In the 50’s one of my white, celtic heritage family’s favorite TV shows was Amos n Andy.
Today the public isn’t allowed to see the reruns on TV. It is frowned upon to even view clips privately.
Race relations took a dramatic tuurn for the worst in the late 50’s when “liberals” stepped in to “correct” things.
Race relations were safe back then but not really good.
Blacks were far more segregated and, well, oppressed in a lot of ways.
They were far more family oriented and peaceful.
It’s horrible now in inner cities and places like Chicago, but I think we’re still in the throes of growing pains as the blacks became equal and the resentment of the past grew.
Today’s society expects everything to happen over night. It will take a couple more generations, I think.
But Obama has made it much worse. We must get rid of him.
I'm a native New Yorker, white, born in '48 and, no, it was not relatively safe back then. I remember reading about white people, usually tourists, getting lost on the subway, straying into Harlem and getting raped, robbed, severely beaten, killed. It happened all the time but it wasn't as bad as it's been in more recent years. Democrats have made it much worse with their race-card politics. But the racial hatreds have always been there.

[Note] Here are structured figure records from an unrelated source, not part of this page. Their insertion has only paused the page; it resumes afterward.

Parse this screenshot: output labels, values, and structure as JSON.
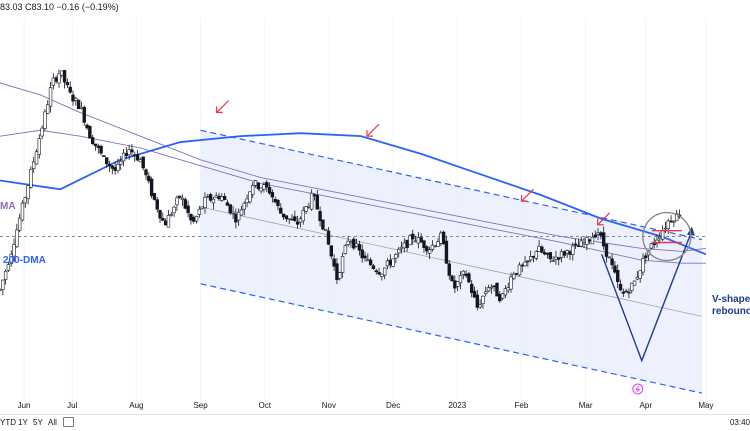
{
  "header": {
    "ohlc_text": "83.03  C83.10  −0.16 (−0.19%)"
  },
  "annotations": {
    "ma_left": "MA",
    "dma200": "200-DMA",
    "vshape_line1": "V-shape",
    "vshape_line2": "rebound"
  },
  "range_buttons": [
    "YTD",
    "1Y",
    "5Y",
    "All"
  ],
  "clock": "03:40",
  "colors": {
    "up": "#ffffff",
    "down": "#131722",
    "wick": "#131722",
    "dma200": "#2962ff",
    "ma_purple": "#8b6fb5",
    "channel": "#2962ff",
    "channel_fill": "#e8eefc",
    "arrow_red": "#f23645",
    "annotation_blue": "#1e3a8a",
    "circle": "#8a8a8a"
  },
  "chart_data": {
    "type": "candlestick",
    "x_ticks": [
      "Jun",
      "Jul",
      "Aug",
      "Sep",
      "Oct",
      "Nov",
      "Dec",
      "2023",
      "Feb",
      "Mar",
      "Apr",
      "May"
    ],
    "anchors": [
      [
        0,
        8
      ],
      [
        6,
        22
      ],
      [
        12,
        38
      ],
      [
        18,
        55
      ],
      [
        22,
        66
      ],
      [
        26,
        78
      ],
      [
        30,
        82
      ],
      [
        35,
        74
      ],
      [
        40,
        70
      ],
      [
        45,
        60
      ],
      [
        52,
        52
      ],
      [
        58,
        48
      ],
      [
        64,
        56
      ],
      [
        70,
        52
      ],
      [
        76,
        40
      ],
      [
        82,
        30
      ],
      [
        90,
        40
      ],
      [
        96,
        30
      ],
      [
        102,
        38
      ],
      [
        110,
        40
      ],
      [
        118,
        32
      ],
      [
        126,
        44
      ],
      [
        134,
        42
      ],
      [
        140,
        34
      ],
      [
        148,
        30
      ],
      [
        156,
        40
      ],
      [
        162,
        28
      ],
      [
        168,
        12
      ],
      [
        174,
        26
      ],
      [
        182,
        18
      ],
      [
        190,
        14
      ],
      [
        198,
        20
      ],
      [
        206,
        26
      ],
      [
        214,
        22
      ],
      [
        220,
        26
      ],
      [
        226,
        8
      ],
      [
        232,
        14
      ],
      [
        238,
        2
      ],
      [
        244,
        10
      ],
      [
        250,
        5
      ],
      [
        256,
        14
      ],
      [
        262,
        16
      ],
      [
        268,
        22
      ],
      [
        274,
        18
      ],
      [
        280,
        20
      ],
      [
        286,
        22
      ],
      [
        292,
        24
      ],
      [
        298,
        28
      ],
      [
        304,
        18
      ],
      [
        310,
        6
      ],
      [
        316,
        10
      ],
      [
        322,
        20
      ],
      [
        328,
        26
      ],
      [
        334,
        32
      ],
      [
        340,
        34
      ]
    ],
    "dma200": [
      [
        0,
        45
      ],
      [
        30,
        42
      ],
      [
        60,
        52
      ],
      [
        90,
        58
      ],
      [
        120,
        60
      ],
      [
        150,
        61
      ],
      [
        180,
        60
      ],
      [
        210,
        54
      ],
      [
        240,
        47
      ],
      [
        270,
        40
      ],
      [
        300,
        32
      ],
      [
        330,
        26
      ],
      [
        352,
        20
      ]
    ],
    "ma_purple_upper": [
      [
        0,
        78
      ],
      [
        20,
        74
      ],
      [
        40,
        68
      ],
      [
        70,
        60
      ],
      [
        100,
        52
      ],
      [
        130,
        46
      ],
      [
        160,
        42
      ],
      [
        190,
        38
      ],
      [
        220,
        34
      ],
      [
        250,
        30
      ],
      [
        280,
        26
      ],
      [
        300,
        24
      ],
      [
        320,
        22
      ],
      [
        340,
        21
      ],
      [
        352,
        22
      ]
    ],
    "ma_purple_lower": [
      [
        0,
        60
      ],
      [
        20,
        62
      ],
      [
        40,
        60
      ],
      [
        70,
        56
      ],
      [
        100,
        50
      ],
      [
        130,
        44
      ],
      [
        160,
        40
      ],
      [
        190,
        36
      ],
      [
        220,
        32
      ],
      [
        250,
        28
      ],
      [
        280,
        24
      ],
      [
        300,
        21
      ],
      [
        320,
        18
      ],
      [
        340,
        17
      ],
      [
        352,
        17
      ]
    ],
    "channel_upper": [
      [
        100,
        62
      ],
      [
        350,
        25
      ]
    ],
    "channel_lower": [
      [
        100,
        10
      ],
      [
        350,
        -27
      ]
    ],
    "channel_mid": [
      [
        100,
        36
      ],
      [
        350,
        -1
      ]
    ],
    "horizontal_level": 26,
    "y_range": [
      -30,
      100
    ],
    "x_range": [
      0,
      360
    ],
    "v_shape": [
      [
        300,
        20
      ],
      [
        320,
        -16
      ],
      [
        345,
        28
      ]
    ],
    "red_arrows": [
      [
        108,
        68
      ],
      [
        183,
        60
      ],
      [
        260,
        38
      ],
      [
        298,
        30
      ]
    ],
    "consolidation": [
      325,
      330,
      340,
      24,
      28
    ]
  }
}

I went to high school in the late ‘60s in Chicago. In that place and time, at least, blacks despised whites.
While signing the bill, didn’t Johnson make some kind of comment to the effect that “this will keep the n*gg*rs on the Democratic plantation forever”. Or am I just imagining he said that, because its happening.

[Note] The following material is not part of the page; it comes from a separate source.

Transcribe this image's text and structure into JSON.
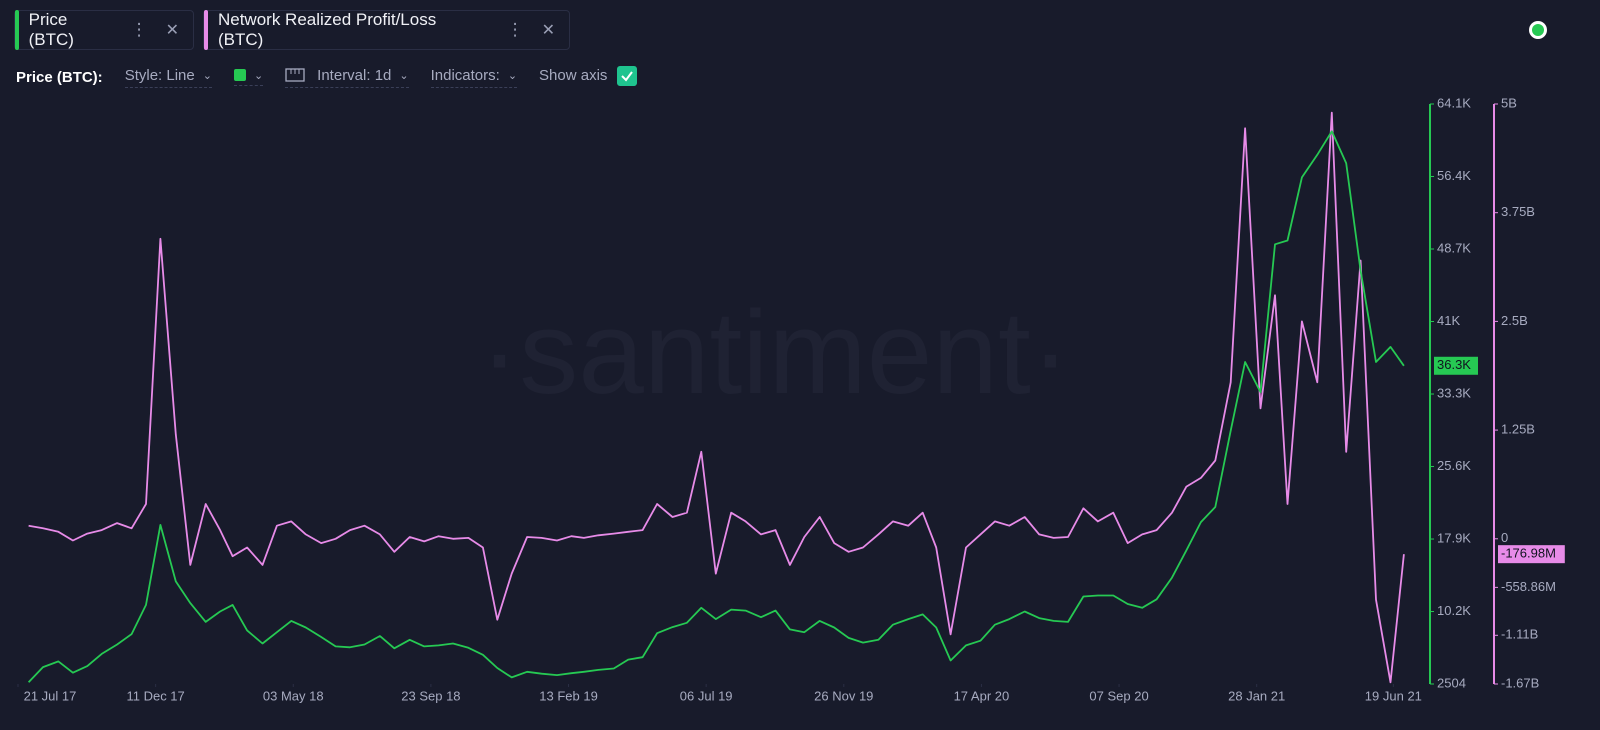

I grew up in a town called Magnolia, NJ and graduated High School in 1962. When I turned 16 between my sophmore and junior year I began working as a caddy at Woodcrest Country Club in Cherry Hill, NJ which was 5 miles away. I either hitched a ride or had to walk along Evesham Ave to get back and forth since I couldn’t drive yet. Between the two points I had to pass through Lawnside, NJ. Let me tell you it was the mecca for all the Phila and NJ blacks to come for BBQ, drinking, dancing and party. Boy did it smell good with all the chicken and ribs. I walked through there and was never threatened in the least. Several times I was offered food or a soda. There were at least 2,000 people there at any time over the weekend and it was all good. It was very different back then.
LBJ changed all that. Lawnside has since shut down the picnic grounds and the bars, etc. It is pretty much poverty there now. Nothing is the same.